[RC5] LIFO? Is this true?

gindrup at okway.okstate.edu gindrup at okway.okstate.edu
Thu May 7 19:33:18 EDT 1998


     And at the time these architectural decisions were made, 10 minutes 
     was important.  First, there were no clients then.  Optimizing the 
     cores was still giving ~30% improvements per revision.  Stabilizing 
     the network code was critical.
     
     Spending 10 minutes in these areas was much more productive than 
     worrying about FIFO vs.
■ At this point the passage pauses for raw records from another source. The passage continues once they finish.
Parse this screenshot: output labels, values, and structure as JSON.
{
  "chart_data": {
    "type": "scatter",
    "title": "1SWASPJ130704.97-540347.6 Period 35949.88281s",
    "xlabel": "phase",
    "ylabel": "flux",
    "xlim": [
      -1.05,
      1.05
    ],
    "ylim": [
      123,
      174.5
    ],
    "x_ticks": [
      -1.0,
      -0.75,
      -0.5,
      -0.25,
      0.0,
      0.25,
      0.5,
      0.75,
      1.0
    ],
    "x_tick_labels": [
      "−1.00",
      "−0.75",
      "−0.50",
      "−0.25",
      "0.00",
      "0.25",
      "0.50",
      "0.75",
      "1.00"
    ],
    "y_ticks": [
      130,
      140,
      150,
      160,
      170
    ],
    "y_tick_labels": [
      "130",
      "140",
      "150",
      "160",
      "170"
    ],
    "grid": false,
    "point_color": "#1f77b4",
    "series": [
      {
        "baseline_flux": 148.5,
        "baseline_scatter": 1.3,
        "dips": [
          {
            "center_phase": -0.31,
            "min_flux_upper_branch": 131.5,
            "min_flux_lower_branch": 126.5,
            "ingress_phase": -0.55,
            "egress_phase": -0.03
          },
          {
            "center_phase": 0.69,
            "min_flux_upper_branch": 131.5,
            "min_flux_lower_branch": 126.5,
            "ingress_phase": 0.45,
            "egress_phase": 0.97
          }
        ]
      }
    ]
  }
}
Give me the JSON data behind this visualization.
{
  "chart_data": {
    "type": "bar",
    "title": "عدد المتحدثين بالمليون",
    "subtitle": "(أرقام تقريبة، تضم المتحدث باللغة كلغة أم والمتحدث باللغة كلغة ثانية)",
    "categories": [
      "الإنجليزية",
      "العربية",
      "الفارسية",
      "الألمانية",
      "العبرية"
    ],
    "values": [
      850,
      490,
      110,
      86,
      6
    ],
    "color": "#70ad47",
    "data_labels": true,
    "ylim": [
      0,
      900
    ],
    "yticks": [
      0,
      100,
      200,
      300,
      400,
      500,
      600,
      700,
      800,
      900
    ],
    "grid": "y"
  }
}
LIFO in the buffer structure.
     
     On a semi-related note...
     It recently struck me that there would be better symmetry if instead 
     of checkpointing, partial blocks were written to the buff-out and 
     blocks in the buff-in weren't deleted until all of their subparts 
     were in the buff-out.  The symmetrical relation is to that of the 
     subspaces not being marked as done until all the little blocks in 
     them are marked as done...  As a coding detail, I would set this up 
     in the same way that requested blocks are set up: what's the log 
     (base 2) of the number of keys you want in a checkpointing write to 
     the buff-out?  The buff-in would fluff out to allow all the little 
     block parts to be represented separately.  Partially completed 
     blocks would need to be selected preferentially to entirlely 
     untouched blocks.  Blocks should be (or possibly already are) 
     datestamped and old blocks should receive preference.
     
     Of course, this makes the buff files again incompatible...
            -- Eric Gindrup ! gindrup at okway.okstate.edu


______________________________ Reply Separator _________________________________
Subject: Re: [RC5] LIFO?  Is this true? 
Author:  <rc5 at llamas.net> at SMTP
Date:    5/7/98 3:00 PM


At 11:51 AM 5/6/1998 , Jim C. Nasby wrote:
>It was designed this way because most operating systems don't readily 
>support FIFO files, and LIFO is much easier to impliment from a coding 
>standpoint. Have no fear, v3 will be FIFO... :)
>
>Mooo!
>dB!
     
Well... Most operating systems don't support LIFO either.  They support 
sequential reads/writes and positioning to a specific byte offset.  FIFO 
takes about 10 minutes of extra coding compared to LIFO.